Para resumir, como o apêndice estava mais inflamado e dera mais trabalho, o médico determina um período maior de resguardo, vale dizer de hospitalização, estimado em cinco dias. Período em que, acarinhado pela família (Mariana apareceu de surpresa, vinda de Buenos Aires), dediquei-me a leitura, a sessões de internet e a assistir a TV, enquanto era visitado em todos os turnos, que começavam às 4 da matina, ora pelos técnicos de enfermagem me espetando de todas as formas e auscultando os sinais vitais, ora pelas enfermeiras de plantão, ora pelas nutricionistas e até pela freira da Pastoral da Saúde. Os médicos, nosso Doutor House mais o cardiologista, batiam ponto sempre pela manhã.

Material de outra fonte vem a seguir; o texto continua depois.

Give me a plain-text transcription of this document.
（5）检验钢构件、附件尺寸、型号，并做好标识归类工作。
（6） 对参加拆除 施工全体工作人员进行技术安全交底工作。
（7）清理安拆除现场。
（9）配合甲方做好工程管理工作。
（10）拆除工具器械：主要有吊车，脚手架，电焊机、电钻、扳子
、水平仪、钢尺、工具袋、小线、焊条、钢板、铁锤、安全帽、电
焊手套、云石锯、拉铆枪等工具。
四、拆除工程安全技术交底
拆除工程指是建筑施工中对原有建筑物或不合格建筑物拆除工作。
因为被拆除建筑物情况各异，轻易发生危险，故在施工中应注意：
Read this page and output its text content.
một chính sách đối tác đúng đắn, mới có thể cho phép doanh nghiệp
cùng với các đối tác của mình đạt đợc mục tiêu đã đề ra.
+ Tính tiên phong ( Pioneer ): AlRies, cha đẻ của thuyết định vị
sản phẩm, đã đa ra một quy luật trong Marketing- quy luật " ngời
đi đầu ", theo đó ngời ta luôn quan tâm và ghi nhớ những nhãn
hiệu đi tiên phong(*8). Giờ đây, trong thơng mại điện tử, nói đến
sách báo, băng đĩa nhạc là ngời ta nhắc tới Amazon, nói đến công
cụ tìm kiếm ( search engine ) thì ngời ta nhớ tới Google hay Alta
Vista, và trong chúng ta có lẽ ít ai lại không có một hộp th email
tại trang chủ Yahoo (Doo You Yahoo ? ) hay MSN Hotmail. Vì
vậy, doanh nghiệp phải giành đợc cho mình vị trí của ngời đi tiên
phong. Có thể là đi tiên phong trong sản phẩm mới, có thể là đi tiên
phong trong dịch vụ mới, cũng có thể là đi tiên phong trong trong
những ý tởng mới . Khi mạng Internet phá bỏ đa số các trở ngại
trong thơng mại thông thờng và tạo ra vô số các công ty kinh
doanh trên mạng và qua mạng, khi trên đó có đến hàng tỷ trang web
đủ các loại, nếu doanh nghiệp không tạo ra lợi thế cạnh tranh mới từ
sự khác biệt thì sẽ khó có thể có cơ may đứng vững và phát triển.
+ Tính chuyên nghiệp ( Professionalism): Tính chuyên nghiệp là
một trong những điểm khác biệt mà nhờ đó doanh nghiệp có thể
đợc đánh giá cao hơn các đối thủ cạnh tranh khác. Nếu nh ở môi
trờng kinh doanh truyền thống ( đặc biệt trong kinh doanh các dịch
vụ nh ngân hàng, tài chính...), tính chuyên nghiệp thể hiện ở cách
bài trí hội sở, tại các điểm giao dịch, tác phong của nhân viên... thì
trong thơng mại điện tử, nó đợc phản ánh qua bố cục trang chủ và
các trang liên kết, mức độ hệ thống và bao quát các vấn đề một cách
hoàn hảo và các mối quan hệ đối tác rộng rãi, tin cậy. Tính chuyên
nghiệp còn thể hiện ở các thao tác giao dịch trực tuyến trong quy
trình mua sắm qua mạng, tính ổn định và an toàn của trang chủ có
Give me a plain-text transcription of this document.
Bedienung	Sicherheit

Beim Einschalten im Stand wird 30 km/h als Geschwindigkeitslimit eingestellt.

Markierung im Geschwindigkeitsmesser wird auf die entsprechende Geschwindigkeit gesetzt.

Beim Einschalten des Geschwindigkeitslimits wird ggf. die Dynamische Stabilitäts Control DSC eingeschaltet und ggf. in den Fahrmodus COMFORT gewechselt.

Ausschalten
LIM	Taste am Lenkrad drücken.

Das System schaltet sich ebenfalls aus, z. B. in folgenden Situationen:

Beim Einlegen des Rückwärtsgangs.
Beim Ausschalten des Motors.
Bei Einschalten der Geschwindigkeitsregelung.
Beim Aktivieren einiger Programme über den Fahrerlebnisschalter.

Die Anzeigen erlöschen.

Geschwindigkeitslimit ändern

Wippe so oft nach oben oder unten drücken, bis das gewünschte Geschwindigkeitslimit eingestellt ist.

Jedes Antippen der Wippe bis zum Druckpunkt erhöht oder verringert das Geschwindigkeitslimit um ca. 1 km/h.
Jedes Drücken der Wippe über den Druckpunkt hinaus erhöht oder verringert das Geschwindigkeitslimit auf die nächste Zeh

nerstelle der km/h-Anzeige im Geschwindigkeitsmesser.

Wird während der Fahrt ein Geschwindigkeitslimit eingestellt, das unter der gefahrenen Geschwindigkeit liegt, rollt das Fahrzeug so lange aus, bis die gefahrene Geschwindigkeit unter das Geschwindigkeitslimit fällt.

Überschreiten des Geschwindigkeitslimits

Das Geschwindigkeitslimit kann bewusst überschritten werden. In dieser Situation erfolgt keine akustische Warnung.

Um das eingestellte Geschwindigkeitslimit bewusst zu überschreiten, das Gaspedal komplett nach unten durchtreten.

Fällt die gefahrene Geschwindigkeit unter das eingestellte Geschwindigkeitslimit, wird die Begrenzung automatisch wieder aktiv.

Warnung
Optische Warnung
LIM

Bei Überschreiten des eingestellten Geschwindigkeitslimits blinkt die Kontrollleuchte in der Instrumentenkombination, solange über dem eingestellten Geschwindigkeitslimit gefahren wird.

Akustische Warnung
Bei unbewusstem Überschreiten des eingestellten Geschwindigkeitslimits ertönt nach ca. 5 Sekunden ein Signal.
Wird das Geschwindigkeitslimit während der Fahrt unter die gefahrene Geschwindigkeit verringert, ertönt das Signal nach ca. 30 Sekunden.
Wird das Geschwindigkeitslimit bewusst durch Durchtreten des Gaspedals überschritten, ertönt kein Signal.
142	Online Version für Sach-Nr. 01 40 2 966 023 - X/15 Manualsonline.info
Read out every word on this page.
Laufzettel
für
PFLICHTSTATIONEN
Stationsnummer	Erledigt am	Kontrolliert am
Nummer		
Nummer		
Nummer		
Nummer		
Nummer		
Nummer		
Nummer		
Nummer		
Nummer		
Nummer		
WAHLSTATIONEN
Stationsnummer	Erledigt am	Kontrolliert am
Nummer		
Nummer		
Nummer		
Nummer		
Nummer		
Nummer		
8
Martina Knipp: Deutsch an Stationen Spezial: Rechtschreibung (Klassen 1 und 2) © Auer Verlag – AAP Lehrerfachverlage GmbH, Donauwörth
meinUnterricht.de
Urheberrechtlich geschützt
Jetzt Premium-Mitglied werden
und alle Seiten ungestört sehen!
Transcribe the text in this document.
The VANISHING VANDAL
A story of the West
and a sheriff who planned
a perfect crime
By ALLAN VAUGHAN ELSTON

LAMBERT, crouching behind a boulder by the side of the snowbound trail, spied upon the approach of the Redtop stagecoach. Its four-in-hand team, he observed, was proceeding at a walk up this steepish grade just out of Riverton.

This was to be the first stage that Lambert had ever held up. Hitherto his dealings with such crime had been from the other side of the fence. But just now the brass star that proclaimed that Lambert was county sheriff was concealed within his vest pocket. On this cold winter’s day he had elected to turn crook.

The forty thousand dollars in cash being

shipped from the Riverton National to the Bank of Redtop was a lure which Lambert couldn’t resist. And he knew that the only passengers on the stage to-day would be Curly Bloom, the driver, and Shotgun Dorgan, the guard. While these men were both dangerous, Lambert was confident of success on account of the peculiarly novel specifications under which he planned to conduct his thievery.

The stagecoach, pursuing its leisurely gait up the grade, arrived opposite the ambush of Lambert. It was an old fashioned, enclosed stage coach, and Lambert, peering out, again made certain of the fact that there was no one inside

Duro foi vencer o primeiro dia com uma dieta apenas de líquidos e gelatina, o que me levou a um decisão: nunca mais vou beber suco de pêssego. Depois, até passei a gostar das mordomias, embora invasivas e restritivas, mas comecei também a contagem regressiva para a alta.

- Os resultados dos exames foram bons e tá na hora de ir pra casa, informou o nosso doutor House na manhã no sexto dia de reclusão.

Foi só o tempo de ouvir as ultimas recomendações do médico, apanhar minhas tralhas, agradecer a atenção do pessoal e lá me fui pra casinha, que é o melhor lugar do mundo.


Hesitei muito antes de escrever e divulgar esse relato, receoso de que um problema pessoal de saúde pudesse passar uma idéia de coitadismo, de uma situação dramática ou algo do gênero. Nada disso: fui muito bem tratado no Mãe de Deus, em todas as instâncias e etapas, certamente porque tenho cobertura de um plano de saúde privado, mas principalmente porque toda a equipe do hospital está comprometida em fazer o melhor e o faz com satisfação. Pelo menos foi essa a minha percepção. Vale o mesmo para a equipe médica, presente todos os dias. O que me levou a escrever e tratar o assunto com naturalidade e alguma graça, foi destacar a importância de buscar a avaliação médica na hora adequada, sob pena de agravar um problema para o qual não damos a devida atenção. Atender aos reclamos do corpo, ainda mais depois de uma certa idade, é fundamental. A ficha me caiu quando tomava um expresso com o companheiro Cláudio Thomas e ele contou o sucedido com um amigo comum. Os sintomas eram os mesmos, uma dor persistente na barriga, que foi diagnosticada como câncer – a palavra que eu temia ouvir, confesso agora -, quando o nosso amigo finalmente decidiu recorrer aos cuidados médicos. O dado positivo é que o amigo está reagindo bem ao tratamento. Estou na torcida, Moisés.